The greatness: After the opening track, "Ignite"—The Damned's last great punk song—amply lives up to its title, Strawberries simmers with "Generals," a piano-driven tune that swipes a lick from Pink Floyd's "Lucifer Sam" even as it spits some timely anti-military sentiment in the wake of the Falklands War. A couple of songs, namely "Dozen Girls" and "Bad Time For Bonzo" (the latter being practically a sister of Ramones' similarly Reagan-baiting "My Brain Is Hanging Upside Down (Bonzo Goes To Bitburg)" from 1985), manage to raise a little of The Damned's classic chaotic glee, but the remainder of Strawberries shoots for subtlety. Of course, subtlety as practiced by one of the most cartoony, ham-fisted bands in rock history makes for the failed experiment "The Dog," an aptly named dirge that limps along for more than seven minutes as singer Dave Vanian croons goth slush like "She extends her arms for an embrace, a tiny smile / Ruby lips on a doll-like face."
But "The Dog" is the disc's only backfire: "Gun Fury" is a seemingly straightforward rocker that breaks in and out of swirling 5/4 time, and the album's curiously robotic, stiffly catchy closer "Don't Bother Me"—sung by guitarist Captain Sensible, soon to depart the band—bears a strong resemblance to "Closed Groove," the last track of Stiff Little Fingers' Inflammable Material. An even stranger echo—albeit a prescient one—comes from the slithery, haunting "Life Goes On." Killing Joke loudly claimed that Nirvana swiped its 1985 song "Eighties" for "Come As You Are," and even sued over the alleged plagiarism—but the exact same riff forms the backbone of "Life Goes On," released three years before "Eighties." "Pleasure And The Pain," far from one of The Damned's early, S&M-friendly assaults, gets reflective and almost mature without slackening its hormonal rush, wrapping Vanian's proto-emo heartbreak ("It tears my heart out deep inside / To think of times I spent inside") in gorgeous organs and cello.
Strawberries may be, at best, The Damned's third-greatest album—but it's also a unique record that's simultaneously confused and assured, reactionary and progressive. For a bunch of punk founding fathers trying to get a grip on the '80s, Vanian and crew went out with an infectious, Technicolor bang. Not that they broke up afterward, but it would be three years before Strawberries' follow-up, Anything, which is noteworthy only for a tired-but-faithful version of Love's "Alone Again Or" and the insipid "In Dulce Decorum," which inexplicably appeared on the Miami Vice II soundtrack. Needless to say, it was all downhill from there.

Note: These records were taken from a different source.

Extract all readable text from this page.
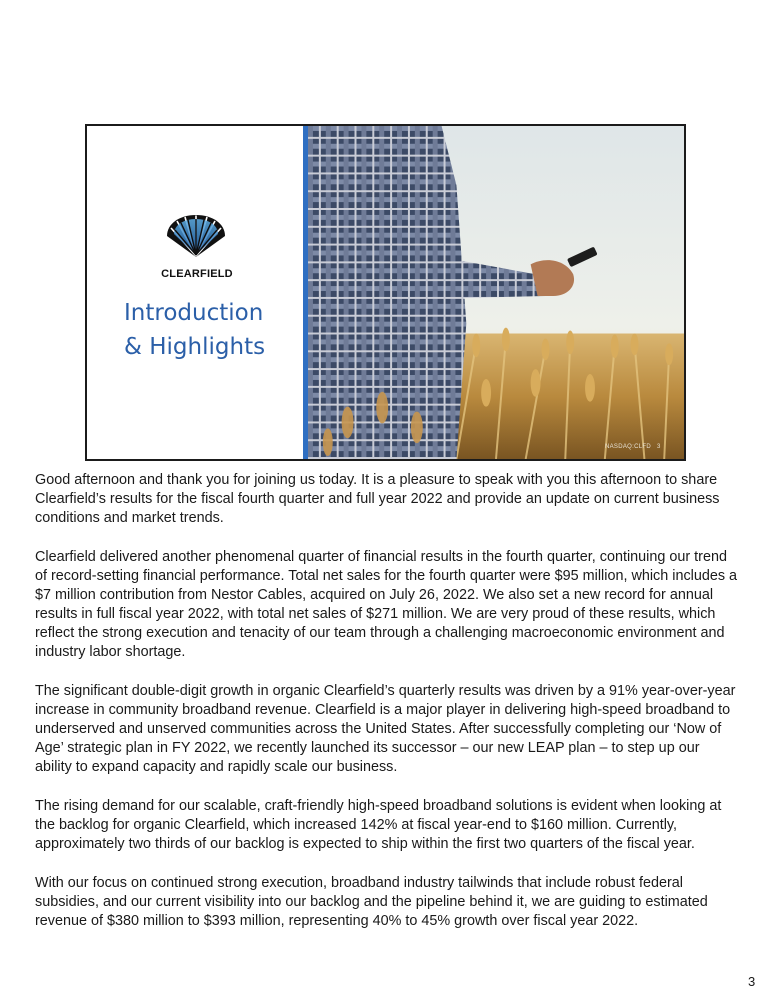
CLEARFIELD
Introduction
& Highlights
NASDAQ:CLFD 3

Good afternoon and thank you for joining us today. It is a pleasure to speak with you this afternoon to share Clearfield’s results for the fiscal fourth quarter and full year 2022 and provide an update on current business conditions and market trends.

Clearfield delivered another phenomenal quarter of financial results in the fourth quarter, continuing our trend of record-setting financial performance. Total net sales for the fourth quarter were $95 million, which includes a $7 million contribution from Nestor Cables, acquired on July 26, 2022. We also set a new record for annual results in full fiscal year 2022, with total net sales of $271 million. We are very proud of these results, which reflect the strong execution and tenacity of our team through a challenging macroeconomic environment and industry labor shortage.

The significant double-digit growth in organic Clearfield’s quarterly results was driven by a 91% year-over-year increase in community broadband revenue. Clearfield is a major player in delivering high-speed broadband to underserved and unserved communities across the United States. After successfully completing our ‘Now of Age’ strategic plan in FY 2022, we recently launched its successor – our new LEAP plan – to step up our ability to expand capacity and rapidly scale our business.

The rising demand for our scalable, craft-friendly high-speed broadband solutions is evident when looking at the backlog for organic Clearfield, which increased 142% at fiscal year-end to $160 million. Currently, approximately two thirds of our backlog is expected to ship within the first two quarters of the fiscal year.

With our focus on continued strong execution, broadband industry tailwinds that include robust federal subsidies, and our current visibility into our backlog and the pipeline behind it, we are guiding to estimated revenue of $380 million to $393 million, representing 40% to 45% growth over fiscal year 2022.

3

Defining song: "Ignite" is easily Strawberries' strongest, mostly because it's a thrilling throwback to The Damned's gorier, madder days. But it's almost out of place on the album; in fact, the subdued, almost sophisticated "Stranger On The Town" best embodies the group's pseudo-pop mid-period. A grim monologue about urban alienation set to a horn-spiked, giddily dynamic backdrop, it's the perfect tough-guy-gone-soft lament. And when the coda explodes in a burst of brass, it's about as transcendentally anthemic as rock music gets. Funnily, "Stranger On The Town" shares much of its mood, arrangement, and lyrical theme with "Strange Town" by The Jam. Neither Vanian nor Sensible could touch Paul Weller in the songwriting department, but "Stranger" nonetheless has its own raw charm and messy ambition, and it shows that The Damned was far more than some one-trick horror-punk pony.